Зато позднее, когда они с женой торопливо шли рука об руку вдоль темного канала и Рембрандт возбужденно рассуждал об этом неприятном происшествии, Саския все время молчала. Он не понимал, почему она молчит — из жалости к Фонделю или потому, что ей хотелось бы, чтобы муж, споря, вел себя так же холодно и учтиво, как ее фрисландские родственники, но его раздражали ее отчужденность и дурное расположение духа. С какой стати было ему сдерживаться перед этими дураками-мейденцами, которые только и знают что превозносить друг друга? У него нет причин быть осторожным: он не Тюльп и не собирается стать бургомистром. Возбуждение его еще больше усилилось, когда он услыхал, как на ратуше бьет одиннадцать. Как бы там ни было, сегодня у него будет с кем потолковать по душам — час еще не слишком поздний, к ним наверняка заглянет кто-нибудь из Стрелковой гильдии и, рассказывая гостям о событиях сегодняшнего вечера, он вторично будет смаковать их.
* * *
Прошло добрых полгода после благотворительного ужина, прежде чем жена его снова забеременела, но даже тогда, когда доктор Бонус заверил ее, что она не ошибается, в этой второй беременности было что-то странно неправдоподобное. Тело Саскии полнело, а лицо становилось несоразмерно детским и худым. Глаза казались шире из-за синеватых кругов под ними; губы, обвисшие и часто полураскрытые, напоминали губы маленькой девочки; тонкая кожа на запавших щеках натянулась, и под ней отчетливо проступали скулы. Это было как раз такое лицо, каким Рембрандт собирался наделить ангела в апокрифической истории Товия, и он без устали писал Саскию. Меннонитский проповедник Ансло, сравнивая эти наброски с прежними, где Саския служила моделью для Флоры и Далилы, сумел даже объяснить такое превращение с богословских позиций.
— А знаете ли вы, друг мой, почему ваша жена не может больше позировать в роли языческой богини или хананеянки?
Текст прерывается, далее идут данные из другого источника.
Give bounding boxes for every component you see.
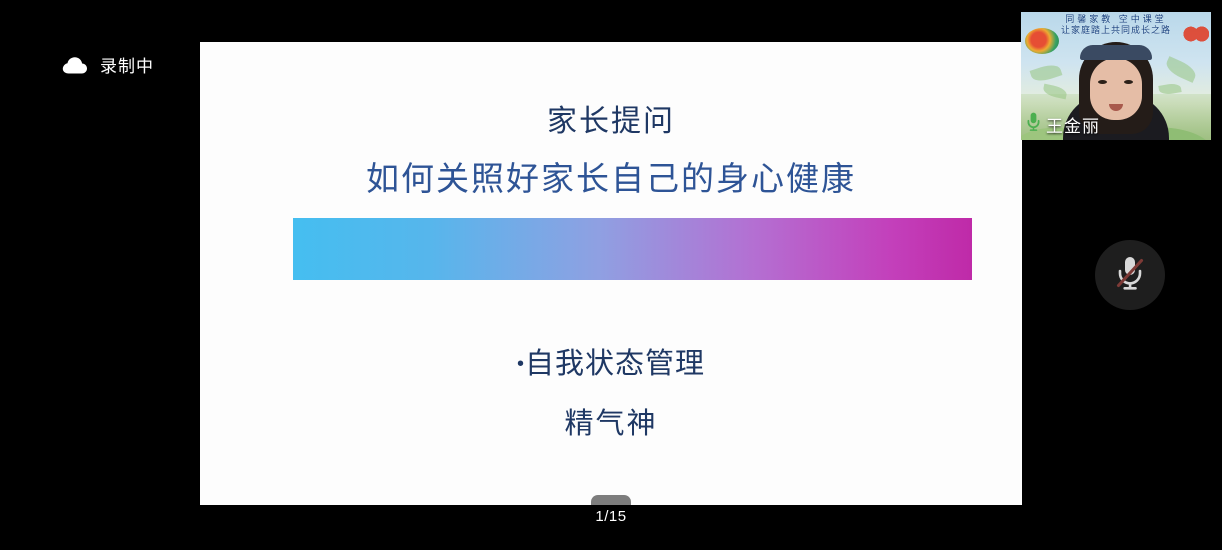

Да потому, что она знает, хоть и не умеет выразить это словами, что готовится принести в мир душу живую.
Эту душу, если ее можно было так назвать, Саския принесла в раскаленные дни середины лета, после долгих и тяжелых мук. На сей раз роды проходили под тщательным наблюдением — Бонус появился раньше повивальной бабки и за все семь страшных часов только раз, по естественной надобности, вышел из комнаты. Но ребенок, девочка, которую хотели назвать Корнелией в честь матери Рембрандта, не издала ни звука, когда ее повернули вниз головкой и начали хлопать по ягодицам; не успели смыть с нее кровь и слизь, как она вздохнула и умерла.
Смерть ребенка, по мнению Рембрандта, в достаточной мере объясняла медленное выздоровление матери. Саския пролежала в постели целых три недели вместо обычных двух и, безучастная ко всему, почти все время дремала, оживая только трижды в день, когда ей давали бокал ягодного вина, прописанного врачом. Правда, несколько раз она объявляла себя совершенно здоровой, вставала и начинала лихорадочно двигаться, но тут же снова ложилась в постель. Доктор Бонус тщетно ломал себе голову, пытаясь понять, чем вызваны такие рецидивы. Когда они с Рембрандтом просили больную рассказать, что она чувствует, Саския отвечала только, что ей плохо, очень плохо, так плохо, как никогда еще не было, и говорила она это с какой-то злобной запальчивостью, а глаза ее затуманивались слезами. Наконец Тюльп предположил, что она просто притворяется больной, не желая из гордости показать, какое горе причинила ей смерть ребенка. А если так, — сказал он, — ей безусловно нельзя давать прятаться в спальне и тосковать там одной; ее надо развлекать и ублажать, ей нужны сочувствие и теплота со стороны родных и друзей. Если же она вбила себе в голову, что больна и не может встать, ей надлежит лежать в гостиной. Нельзя ли перенести туда это ложе с позолоченным Купидоном?